Pela primeira vez desde a redemocratização pós-ditadura (1964-1985) e da retomada das eleições diretas para a Presidência da República, Luiz Inácio Lula da Silva não será candidato na disputa presidencial que se avizinha. Como será a primeira eleição presidencial sem Lula? É pertinente a incógnita, dado que em todas as vezes que concorreu desempenhou papel relevante – polarizando acirradamente o segundo turno contra Fernando Collor em 1989, derrotado mas principal contendor contra Fernando Henrique Cardoso nos primeiros turnos de 1994 e 1998 e como candidato mais votado nos primeiros turnos e elegendo-se presidente nos segundos turnos de 2002 e 2006.

Se como sugerem os mais recentes indicadores de desempenho da economia, já está sendo superado no país o impacto da crise econômico-financeira internacional deflagrada em 2008, tudo indica que é reduzida a probabilidade de que a atual aprovação elevada do governo Lula por parte da opinião pública seja substancialmente alterada nos próximos 12 meses. Se assim for, está definido o signo regente da disputa de 2010: a continuidade. É o mesmo que foi determinante para as vitórias de Fernando Henrique (1994 e 1998) e para a reeleição de Lula (2006), e o inverso do que favoreceu as vitórias de Collor (1989) e a primeira de Lula (2002), regidas pelo signo da mudança.

Na literatura sobre comportamento eleitoral identificam-se fatores determinantes para a definição do voto, grosso modo, de três ordens: os de longo prazo, resultantes da localização ideológica e da preferência partidária dos eleitores, traços tendencialmente duradouros, frente à identidade política dos candidatos; os de médio prazo, decorrentes da avaliação do governo sob julgamento, que é o chamado voto retrospectivo, no qual o desempenho da economia e seus efeitos sobre as condições objetivas de vida tendem a adquirir centralidade; e os de curto prazo, que incluem o posicionamento dos candidatos, o apelo dos programas de governo que defendem e a eficácia de suas campanhas eleitorais.

A análise das últimas cinco eleições presidenciais sugere que, dentre esses fatores, o voto retrospectivo tem sido preponderante para explicar os resultados observados. Se as campanhas eleitorais – variável de curto prazo, nelas incluído o comportamento sempre engajado da mídia empresarial contra Lula – tiveram papel decisivo para o desfecho da disputa Lula versus Collor em 1989, só o fizeram depois que o voto retrospectivo havia operado (rejeição aos candidatos identificados com a continuidade do governo Sarney), levando ao segundo turno os que melhor se posicionaram como encarnações da mudança.
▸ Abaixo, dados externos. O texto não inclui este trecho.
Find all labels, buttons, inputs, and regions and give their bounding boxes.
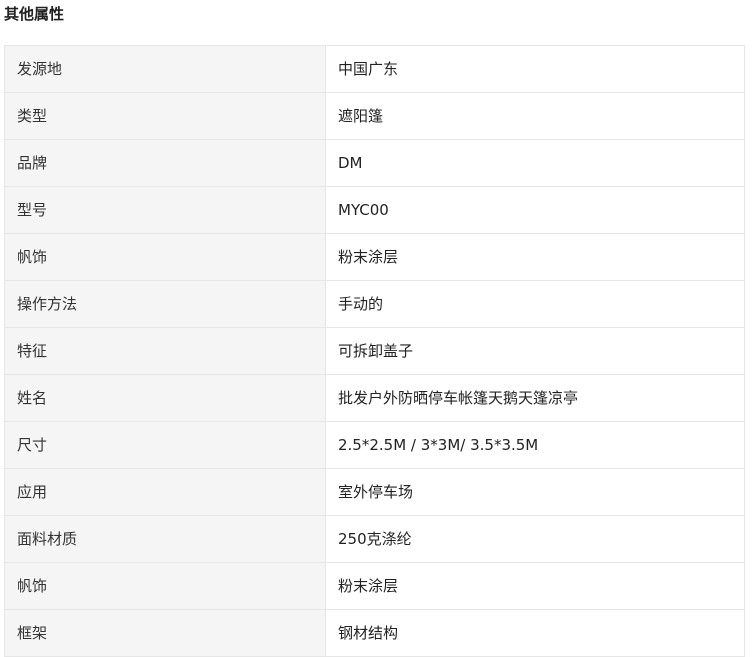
attribute-key: 帆饰 <box>4 562 326 610</box>
attribute-value: DM <box>325 139 745 187</box>
attribute-value: 粉末涂层 <box>325 562 745 610</box>
table-row: 姓名 批发户外防晒停车帐篷天鹅天篷凉亭 <box>4 374 745 422</box>
table-row: 型号 MYC00 <box>4 186 745 234</box>
table-row: 操作方法 手动的 <box>4 280 745 328</box>
table-row: 框架 钢材结构 <box>4 609 745 657</box>
attribute-value: 250克涤纶 <box>325 515 745 563</box>
attribute-key: 面料材质 <box>4 515 326 563</box>
attribute-key: 框架 <box>4 609 326 657</box>
attribute-key: 操作方法 <box>4 280 326 328</box>
attribute-key: 发源地 <box>4 45 326 93</box>
attribute-value: 批发户外防晒停车帐篷天鹅天篷凉亭 <box>325 374 745 422</box>
attribute-key: 特征 <box>4 327 326 375</box>
table-row: 应用 室外停车场 <box>4 468 745 516</box>
table-row: 帆饰 粉末涂层 <box>4 233 745 281</box>
table-row: 面料材质 250克涤纶 <box>4 515 745 563</box>
attribute-key: 帆饰 <box>4 233 326 281</box>
attributes-table: 发源地 中国广东 类型 遮阳篷 品牌 DM 型号 MYC00 帆饰 粉末涂层 操… <box>4 45 745 657</box>
attribute-key: 应用 <box>4 468 326 516</box>
table-row: 帆饰 粉末涂层 <box>4 562 745 610</box>
table-row: 尺寸 2.5*2.5M / 3*3M/ 3.5*3.5M <box>4 421 745 469</box>
attribute-key: 尺寸 <box>4 421 326 469</box>
table-row: 发源地 中国广东 <box>4 45 745 93</box>
product-attributes-page: 其他属性 发源地 中国广东 类型 遮阳篷 品牌 DM 型号 MYC00 帆饰 粉… <box>0 0 753 657</box>
attribute-value: 中国广东 <box>325 45 745 93</box>
attribute-value: 粉末涂层 <box>325 233 745 281</box>
attribute-value: 可拆卸盖子 <box>325 327 745 375</box>
table-row: 特征 可拆卸盖子 <box>4 327 745 375</box>
table-row: 类型 遮阳篷 <box>4 92 745 140</box>
attribute-value: 室外停车场 <box>325 468 745 516</box>
attribute-value: MYC00 <box>325 186 745 234</box>
attribute-key: 型号 <box>4 186 326 234</box>
section-title: 其他属性 <box>4 5 65 23</box>
attribute-key: 姓名 <box>4 374 326 422</box>
attribute-value: 遮阳篷 <box>325 92 745 140</box>
attribute-value: 手动的 <box>325 280 745 328</box>
attribute-key: 类型 <box>4 92 326 140</box>
attribute-value: 2.5*2.5M / 3*3M/ 3.5*3.5M <box>325 421 745 469</box>
table-row: 品牌 DM <box>4 139 745 187</box>
attribute-value: 钢材结构 <box>325 609 745 657</box>
attribute-key: 品牌 <box>4 139 326 187</box>
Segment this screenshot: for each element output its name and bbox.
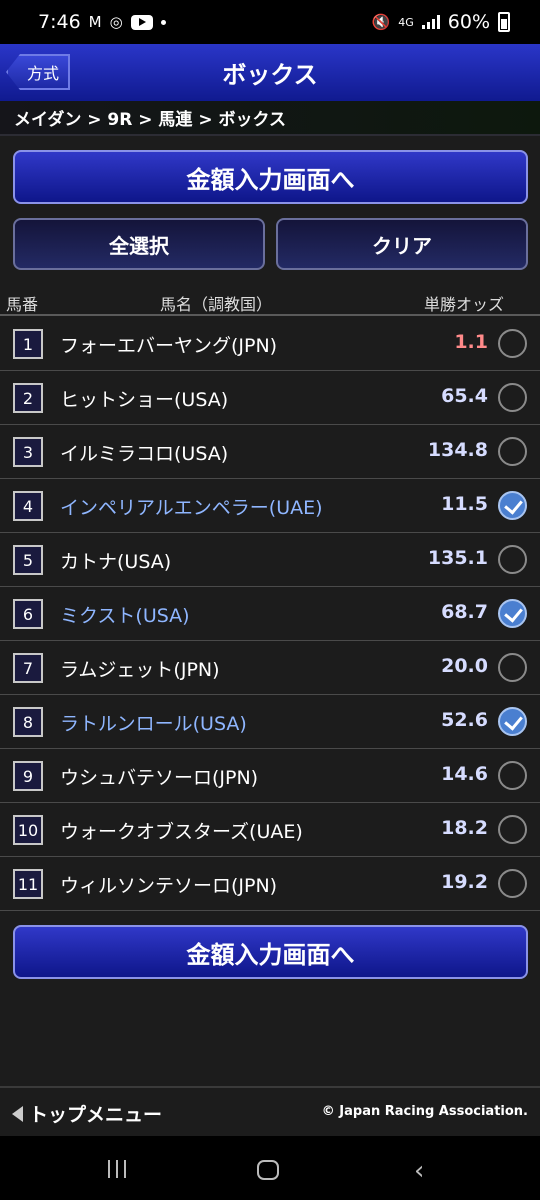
- horse-row[interactable]: 11 ウィルソンテソーロ(JPN) 19.2: [0, 857, 540, 911]
- horse-name: イルミラコロ(USA): [60, 443, 229, 465]
- horse-row[interactable]: 10 ウォークオブスターズ(UAE) 18.2: [0, 803, 540, 857]
- signal-icon: [421, 15, 440, 29]
- footer: トップメニュー © Japan Racing Association.: [0, 1086, 540, 1136]
- to-amount-label: 金額入力画面へ: [186, 940, 355, 969]
- top-menu-link[interactable]: トップメニュー: [12, 1100, 162, 1127]
- mute-icon: 🔇: [371, 13, 391, 31]
- battery-icon: [498, 12, 510, 32]
- clear-label: クリア: [372, 233, 432, 258]
- horse-number: 7: [13, 653, 43, 683]
- win-odds: 1.1: [454, 331, 488, 353]
- horse-name: カトナ(USA): [60, 551, 172, 573]
- recent-apps-icon[interactable]: [108, 1160, 126, 1178]
- select-checkbox[interactable]: [498, 329, 527, 358]
- horse-number: 2: [13, 383, 43, 413]
- horse-number: 3: [13, 437, 43, 467]
- horse-name: ラムジェット(JPN): [60, 659, 220, 681]
- horse-name: ウシュバテソーロ(JPN): [60, 767, 259, 789]
- select-checkbox[interactable]: [498, 545, 527, 574]
- to-amount-label: 金額入力画面へ: [186, 165, 355, 194]
- to-amount-input-button-bottom[interactable]: 金額入力画面へ: [13, 925, 528, 979]
- system-nav-bar: ‹: [0, 1136, 540, 1200]
- col-number: 馬番: [6, 295, 39, 314]
- col-name: 馬名（調教国）: [160, 295, 273, 314]
- horse-name: インペリアルエンペラー(UAE): [60, 497, 323, 519]
- select-checkbox-checked[interactable]: [498, 599, 527, 628]
- win-odds: 65.4: [441, 385, 488, 407]
- win-odds: 134.8: [427, 439, 488, 461]
- win-odds: 20.0: [441, 655, 488, 677]
- win-odds: 18.2: [441, 817, 488, 839]
- back-button[interactable]: 方式: [6, 54, 70, 90]
- horse-number: 8: [13, 707, 43, 737]
- select-checkbox[interactable]: [498, 761, 527, 790]
- column-header: 馬番 馬名（調教国） 単勝オッズ: [0, 286, 540, 316]
- more-notifications-icon: [160, 19, 166, 25]
- select-checkbox[interactable]: [498, 437, 527, 466]
- horse-row[interactable]: 6 ミクスト(USA) 68.7: [0, 587, 540, 641]
- select-all-button[interactable]: 全選択: [13, 218, 265, 270]
- horse-row[interactable]: 4 インペリアルエンペラー(UAE) 11.5: [0, 479, 540, 533]
- select-checkbox-checked[interactable]: [498, 707, 527, 736]
- home-icon[interactable]: [257, 1160, 279, 1180]
- back-chevron-icon[interactable]: ‹: [414, 1158, 424, 1184]
- horse-number: 9: [13, 761, 43, 791]
- horse-row[interactable]: 7 ラムジェット(JPN) 20.0: [0, 641, 540, 695]
- horse-number: 5: [13, 545, 43, 575]
- win-odds: 52.6: [441, 709, 488, 731]
- youtube-icon: [130, 14, 153, 30]
- horse-name: ウィルソンテソーロ(JPN): [60, 875, 278, 897]
- breadcrumb: メイダン > 9R > 馬連 > ボックス: [0, 101, 540, 136]
- horse-row[interactable]: 2 ヒットショー(USA) 65.4: [0, 371, 540, 425]
- to-amount-input-button-top[interactable]: 金額入力画面へ: [13, 150, 528, 204]
- horse-number: 10: [13, 815, 43, 845]
- page-title: ボックス: [222, 61, 318, 89]
- select-checkbox[interactable]: [498, 383, 527, 412]
- top-menu-label: トップメニュー: [29, 1104, 163, 1126]
- select-checkbox[interactable]: [498, 653, 527, 682]
- horse-list: 1 フォーエバーヤング(JPN) 1.1 2 ヒットショー(USA) 65.4 …: [0, 317, 540, 911]
- horse-number: 11: [13, 869, 43, 899]
- horse-row[interactable]: 3 イルミラコロ(USA) 134.8: [0, 425, 540, 479]
- win-odds: 14.6: [441, 763, 488, 785]
- horse-number: 1: [13, 329, 43, 359]
- battery-percent: 60%: [447, 11, 490, 33]
- horse-number: 6: [13, 599, 43, 629]
- win-odds: 68.7: [441, 601, 488, 623]
- win-odds: 135.1: [427, 547, 488, 569]
- select-checkbox[interactable]: [498, 869, 527, 898]
- clock: 7:46: [38, 11, 81, 33]
- main-content: 金額入力画面へ 全選択 クリア 馬番 馬名（調教国） 単勝オッズ 1 フォーエバ…: [0, 136, 540, 1086]
- horse-row[interactable]: 8 ラトルンロール(USA) 52.6: [0, 695, 540, 749]
- col-odds: 単勝オッズ: [423, 295, 504, 314]
- win-odds: 19.2: [441, 871, 488, 893]
- clear-button[interactable]: クリア: [276, 218, 528, 270]
- horse-name: ヒットショー(USA): [60, 389, 229, 411]
- horse-row[interactable]: 5 カトナ(USA) 135.1: [0, 533, 540, 587]
- select-checkbox[interactable]: [498, 815, 527, 844]
- horse-name: フォーエバーヤング(JPN): [60, 335, 278, 357]
- triangle-left-icon: [12, 1105, 23, 1122]
- gmail-icon: M: [88, 13, 102, 31]
- header-bar: 方式 ボックス: [0, 44, 540, 101]
- back-button-label: 方式: [26, 64, 59, 83]
- horse-name: ウォークオブスターズ(UAE): [60, 821, 303, 843]
- win-odds: 11.5: [441, 493, 488, 515]
- horse-row[interactable]: 9 ウシュバテソーロ(JPN) 14.6: [0, 749, 540, 803]
- horse-name: ラトルンロール(USA): [60, 713, 247, 735]
- select-checkbox-checked[interactable]: [498, 491, 527, 520]
- status-bar: 7:46 M ◎ 🔇 4G 60%: [0, 0, 540, 44]
- select-all-label: 全選択: [109, 233, 169, 258]
- horse-number: 4: [13, 491, 43, 521]
- horse-row[interactable]: 1 フォーエバーヤング(JPN) 1.1: [0, 317, 540, 371]
- notification-icon: ◎: [109, 13, 123, 31]
- copyright: © Japan Racing Association.: [321, 1104, 528, 1119]
- network-type: 4G: [398, 15, 414, 29]
- horse-name: ミクスト(USA): [60, 605, 190, 627]
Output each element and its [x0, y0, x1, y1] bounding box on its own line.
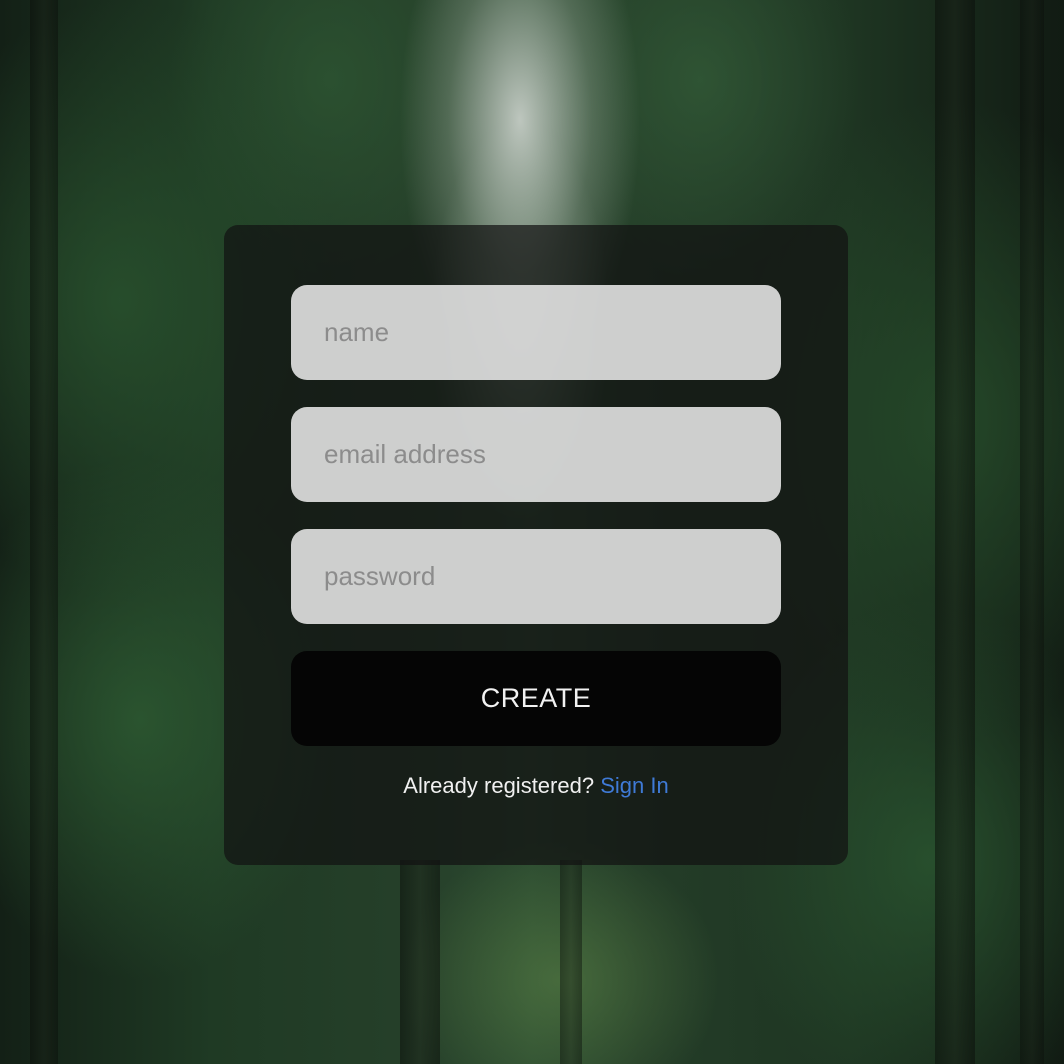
create-button[interactable]: CREATE: [291, 651, 781, 746]
tree-trunk: [560, 860, 582, 1064]
page: CREATE Already registered? Sign In: [0, 0, 1064, 1064]
already-registered-text: Already registered?: [403, 773, 595, 798]
tree-trunk: [400, 860, 440, 1064]
name-input[interactable]: [322, 316, 781, 349]
email-field[interactable]: [291, 407, 781, 502]
registration-card: CREATE Already registered? Sign In: [224, 225, 848, 865]
email-input[interactable]: [322, 438, 781, 471]
password-field[interactable]: [291, 529, 781, 624]
tree-trunk: [1020, 0, 1044, 1064]
signin-prompt: Already registered? Sign In: [224, 773, 848, 799]
tree-trunk: [30, 0, 58, 1064]
tree-trunk: [935, 0, 975, 1064]
name-field[interactable]: [291, 285, 781, 380]
password-input[interactable]: [322, 560, 781, 593]
sign-in-link[interactable]: Sign In: [600, 773, 669, 798]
O mesmo se pode dizer dos desfechos de 1998 e de 2002: a eficácia de ambas as campanhas – na reeleição de FHC, o convencimento de que não se devia “mudar o piloto na hora da turbulência” (em alusão à crise especulativa do fluxo internacional de capitais que atingia o Brasil); e, na primeira vitória de Lula, a transfiguração do ex-sapo barbudo e radical em portador da esperança – só foram possíveis em contextos em que as tendências, respectivamente para a continuidade (decorrente do sucesso inicial do Plano Real) e para a mudança (fracasso do segundo mandato de FHC), já estavam dadas por força da avaliação retrospectiva da maioria do eleitorado.

Em suma, a manter-se essa lógica, a probabilidade maior é de que em 2010, ungida pela mão de Lula, Dilma vença as eleições. A seu favor contam a extensa base social que melhorou de vida sob o governo Lula e também a elevada preferência partidária pelo PT (em torno 25%) – um fator de decisão de voto de longo prazo, com o qual outros candidatos não contam. As incertezas sobre esse desfecho recaem sobre os fatores de curto prazo: a construção do convencimento de que Dilma é quem melhor encarnará a continuidade e o aprofundamento do projeto em curso versus a tentativa de aliados (Ciro Gomes), ex-aliados (Marina Silva) e opositores (Serra ou Aécio) de se posicionarem como mais adequados para tal.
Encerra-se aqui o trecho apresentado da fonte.